The only problem: all of that infrastructure sits on occupied Ukrainian territory, which means it held no particular secrets for us. After losing the main headquarters the fleet had to move somewhere less convenient. By all indications, that somewhere turned out to be the Black Sea Fleet’s aviation headquarters on the very same Gogol Street. That is exactly where the missile strike landed at 05:50 on 27 May.

Two for the Price of One

It is difficult to say who attended the missile strike on the Fleet HQ or how many servicemen were inside at the time. However, judging by photographs published by the Crimean Wind Telegram channel, the entire building ended up in what Ukrainians would call a “grill” condition. Local residents reported a steady stream of ambulances. Later, a Ural military truck was spotted in the courtyard of the destroyed building, with Russian servicemen loading large black bags into it.

The lower photo captures the fire at the Fleet HQ site
The lower photo captures the fire at the Fleet HQ site

There is one more angle worth considering here. Over the course of the full-scale invasion, the Russian fleet has suffered such catastrophic losses that it now resembles a trimmed-down flotilla rather than a serious naval force. As a result, it requires far fewer command staff than before. Aviation losses, meanwhile, have not yet reached the same level of disaster, and replacing aircraft is at least somewhat easier than replacing warships. Logic suggests that both the naval and air force commands may have been sharing the destroyed building. If that is the case, this was genuinely a two-for-one deal. Nobody will confirm it officially, of course — the enemy has its own security protocols. But obituaries, financial disclosures, and other indirect evidence tend to surface eventually.
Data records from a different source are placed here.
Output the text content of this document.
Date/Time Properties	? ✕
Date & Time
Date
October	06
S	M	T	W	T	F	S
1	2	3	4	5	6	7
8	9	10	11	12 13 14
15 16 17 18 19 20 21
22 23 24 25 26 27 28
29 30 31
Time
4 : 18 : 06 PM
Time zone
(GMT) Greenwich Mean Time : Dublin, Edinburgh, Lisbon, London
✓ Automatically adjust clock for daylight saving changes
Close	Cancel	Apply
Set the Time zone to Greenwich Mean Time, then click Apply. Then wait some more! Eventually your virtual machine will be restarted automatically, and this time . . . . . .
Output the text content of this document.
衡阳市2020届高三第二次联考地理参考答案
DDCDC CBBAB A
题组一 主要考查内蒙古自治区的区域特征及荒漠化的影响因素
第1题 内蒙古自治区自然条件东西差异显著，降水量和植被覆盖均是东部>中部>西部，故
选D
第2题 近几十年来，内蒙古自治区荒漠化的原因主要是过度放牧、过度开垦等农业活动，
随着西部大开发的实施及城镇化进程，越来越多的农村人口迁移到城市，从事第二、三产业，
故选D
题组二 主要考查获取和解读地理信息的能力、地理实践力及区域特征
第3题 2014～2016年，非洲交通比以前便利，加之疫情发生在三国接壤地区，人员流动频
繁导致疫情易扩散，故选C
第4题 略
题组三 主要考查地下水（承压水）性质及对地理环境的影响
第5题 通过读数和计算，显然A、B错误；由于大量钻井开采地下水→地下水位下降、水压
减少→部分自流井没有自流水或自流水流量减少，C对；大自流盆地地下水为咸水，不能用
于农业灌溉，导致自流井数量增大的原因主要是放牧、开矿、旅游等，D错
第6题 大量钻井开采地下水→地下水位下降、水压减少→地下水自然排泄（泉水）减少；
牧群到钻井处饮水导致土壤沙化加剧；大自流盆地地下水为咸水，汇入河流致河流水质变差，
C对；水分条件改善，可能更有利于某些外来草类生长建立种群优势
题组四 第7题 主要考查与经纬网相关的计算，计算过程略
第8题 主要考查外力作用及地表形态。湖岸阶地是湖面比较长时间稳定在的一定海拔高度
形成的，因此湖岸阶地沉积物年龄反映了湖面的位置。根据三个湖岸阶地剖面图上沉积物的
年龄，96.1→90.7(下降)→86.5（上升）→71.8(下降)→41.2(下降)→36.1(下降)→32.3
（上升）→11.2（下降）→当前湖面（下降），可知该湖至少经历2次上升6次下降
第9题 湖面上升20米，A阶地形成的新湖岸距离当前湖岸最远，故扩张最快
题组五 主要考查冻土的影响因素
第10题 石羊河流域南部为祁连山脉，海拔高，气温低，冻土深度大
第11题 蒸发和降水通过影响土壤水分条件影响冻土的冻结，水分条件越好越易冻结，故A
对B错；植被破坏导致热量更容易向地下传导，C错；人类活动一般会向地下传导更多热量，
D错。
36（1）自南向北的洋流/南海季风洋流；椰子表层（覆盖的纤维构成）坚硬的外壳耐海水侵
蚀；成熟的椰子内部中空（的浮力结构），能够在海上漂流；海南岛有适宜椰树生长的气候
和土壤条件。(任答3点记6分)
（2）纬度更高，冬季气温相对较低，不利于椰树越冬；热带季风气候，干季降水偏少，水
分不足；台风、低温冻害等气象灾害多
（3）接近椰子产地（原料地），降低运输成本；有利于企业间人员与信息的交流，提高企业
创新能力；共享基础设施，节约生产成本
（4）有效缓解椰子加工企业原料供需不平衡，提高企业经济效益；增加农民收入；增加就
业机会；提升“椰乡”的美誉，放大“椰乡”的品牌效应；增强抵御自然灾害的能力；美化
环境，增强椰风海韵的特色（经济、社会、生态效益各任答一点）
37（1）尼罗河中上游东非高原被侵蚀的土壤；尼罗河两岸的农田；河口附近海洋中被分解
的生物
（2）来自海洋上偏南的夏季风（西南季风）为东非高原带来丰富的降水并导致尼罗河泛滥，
Here is what the Kremlin’s hand-picked puppet in Sevastopol, Mikhail Razvozhayev, had to say:

Gauleiter of Sevastopol claims nobody used the building
Gauleiter of Sevastopol claims nobody used the building

According to him, the strike damaged an administrative building on Gogol Street. Allegedly, the building had not been used for a long time.

Third Time’s the Charm

The real question now is: where does the enemy set up its next headquarters? Strangely, they have not yet tried a school or a college. As everyone knows, these things come in threes — so the Black Sea flotilla is waiting. We have absolutely no doubt that the third headquarters will end its operational life exactly the same way: under the roar of bulldozers scraping away what is left of its walls.